A retired captain and one of six volunteer chaplains for the Fayetteville Fire Department, Cox, like others, was asked to give the invocation at a city function, but told not to pray in Jesus’ name. He respectfully declined as did other chaplains, refusing to pray at the meetings unless they were free to pray as God commands.
“I was furious,” Cox said. “This was the United States of America last time I checked. How dare they tell me not to pray in the name of Jesus. That’s what this country was founded and built on.”
The restrictions, calling for “non-sectarian and neutral” prayers and citing a lawsuit filed by the ACLU in Forsyth County and the Fourth Circuit Court of Appeals’ ruling in a Great Falls, S.C., case, were issued by legal counsel in Fayetteville and in Cumberland County in the spring of 2007. Attorney Karen M. McDonald warned city officials against “frequent invoking of the name of Jesus (or any other deity) in opening prayer.”
Because they took a stand for their First Amendment rights, Cox and another chaplain were asked to serve on an advisory board to give input on how to address the issue. Cox said one of his concerns was how chaplains could counsel firefighters and pray with them without speaking of Jesus Christ.

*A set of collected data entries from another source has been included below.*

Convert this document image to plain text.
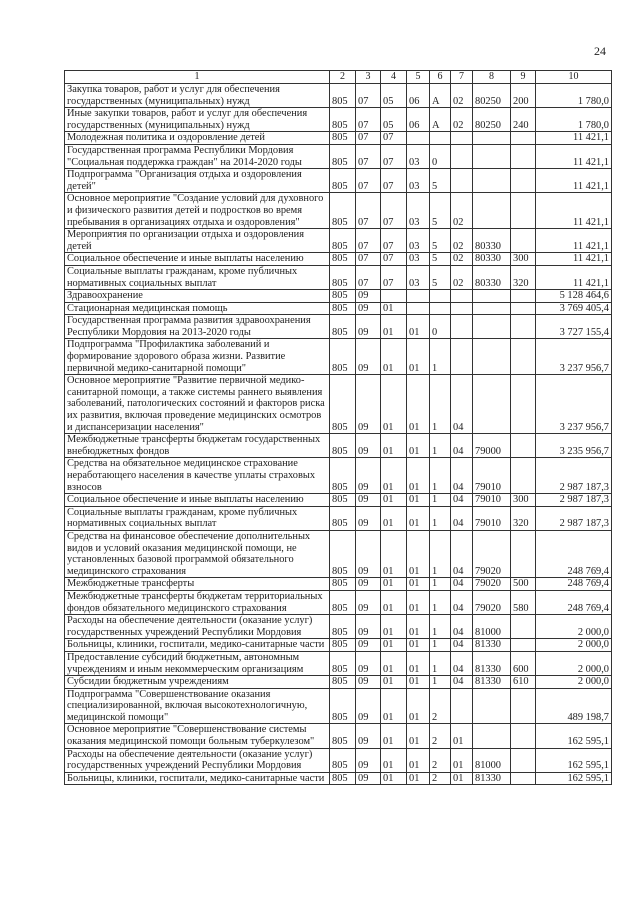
24
1	2	3	4	5	6	7	8	9	10
Закупка товаров, работ и услуг для обеспечения государственных (муниципальных) нужд	805	07	05	06	А	02	80250	200	1 780,0
Иные закупки товаров, работ и услуг для обеспечения государственных (муниципальных) нужд	805	07	05	06	А	02	80250	240	1 780,0
Молодежная политика и оздоровление детей	805	07	07						11 421,1
Государственная программа Республики Мордовия "Социальная поддержка граждан" на 2014-2020 годы	805	07	07	03	0				11 421,1
Подпрограмма "Организация отдыха и оздоровления детей"	805	07	07	03	5				11 421,1
Основное мероприятие "Создание условий для духовного и физического развития детей и подростков во время пребывания в организациях отдыха и оздоровления"	805	07	07	03	5	02			11 421,1
Мероприятия по организации отдыха и оздоровления детей	805	07	07	03	5	02	80330		11 421,1
Социальное обеспечение и иные выплаты населению	805	07	07	03	5	02	80330	300	11 421,1
Социальные выплаты гражданам, кроме публичных нормативных социальных выплат	805	07	07	03	5	02	80330	320	11 421,1
Здравоохранение	805	09							5 128 464,6
Стационарная медицинская помощь	805	09	01						3 769 405,4
Государственная программа развития здравоохранения Республики Мордовия на 2013-2020 годы	805	09	01	01	0				3 727 155,4
Подпрограмма "Профилактика заболеваний и формирование здорового образа жизни. Развитие первичной медико-санитарной помощи"	805	09	01	01	1				3 237 956,7
Основное мероприятие "Развитие первичной медико-санитарной помощи, а также системы раннего выявления заболеваний, патологических состояний и факторов риска их развития, включая проведение медицинских осмотров и диспансеризации населения"	805	09	01	01	1	04			3 237 956,7
Межбюджетные трансферты бюджетам государственных внебюджетных фондов	805	09	01	01	1	04	79000		3 235 956,7
Средства на обязательное медицинское страхование неработающего населения в качестве уплаты страховых взносов	805	09	01	01	1	04	79010		2 987 187,3
Социальное обеспечение и иные выплаты населению	805	09	01	01	1	04	79010	300	2 987 187,3
Социальные выплаты гражданам, кроме публичных нормативных социальных выплат	805	09	01	01	1	04	79010	320	2 987 187,3
Средства на финансовое обеспечение дополнительных видов и условий оказания медицинской помощи, не установленных базовой программой обязательного медицинского страхования	805	09	01	01	1	04	79020		248 769,4
Межбюджетные трансферты	805	09	01	01	1	04	79020	500	248 769,4
Межбюджетные трансферты бюджетам территориальных фондов обязательного медицинского страхования	805	09	01	01	1	04	79020	580	248 769,4
Расходы на обеспечение деятельности (оказание услуг) государственных учреждений Республики Мордовия	805	09	01	01	1	04	81000		2 000,0
Больницы, клиники, госпитали, медико-санитарные части	805	09	01	01	1	04	81330		2 000,0
Предоставление субсидий бюджетным, автономным учреждениям и иным некоммерческим организациям	805	09	01	01	1	04	81330	600	2 000,0
Субсидии бюджетным учреждениям	805	09	01	01	1	04	81330	610	2 000,0
Подпрограмма "Совершенствование оказания специализированной, включая высокотехнологичную, медицинской помощи"	805	09	01	01	2				489 198,7
Основное мероприятие "Совершенствование системы оказания медицинской помощи больным туберкулезом"	805	09	01	01	2	01			162 595,1
Расходы на обеспечение деятельности (оказание услуг) государственных учреждений Республики Мордовия	805	09	01	01	2	01	81000		162 595,1
Больницы, клиники, госпитали, медико-санитарные части	805	09	01	01	2	01	81330		162 595,1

“He is our strength and the very faith we represent,” he wrote in a letter seeking advice from the American Family Association. “How do we look them in the eye and tell them to have faith, be strong and pray if we give in to such nonsense?”
Fortunately, when news of the prayer limitations was reported in the media, city officials changed their tune. In fact, Fayetteville Mayor Tony Chavonne said McDonald’s memo was an advisory, not a directive and that the City Council had not established any policy limiting prayer. He told the Fayetteville News and Observer that anyone in city government is free to mention any deity at city-sponsored events.
Unlike Fayetteville, many cities across America are following advice like McDonald’s, officially banning prayers in Jesus name for fear of being sued.
A Christian Law Association report points out that the United States Supreme Court has never addressed the issue of whether a government body can legally allow prayers in Jesus’ name, yet legislators across the country are “falsely being told that such prayers violate the First Amendment Establishment Clause.”
“When legislatures or private groups censor prayers in Jesus’ name, pastors and other Christians who believe their prayers should be offered in Jesus’ name are treated like second-class citizens and are prohibited from participating in this important American tradition,” the CLA report says. “It seems to us that this is exactly the sort of government intrusion into religion that the First Amendment seeks to avoid.”
The CLA also points out that there is no question that the founding fathers intended for government participants to be able to pray as they wished. In fact, the first prayer offered at the Continental Congress in Philadelphia was offered in Jesus name.
Cox says he will do no less. “It is my faith,” he said. “Who are they to tell me to deny my faith, my savior and my redeemer?”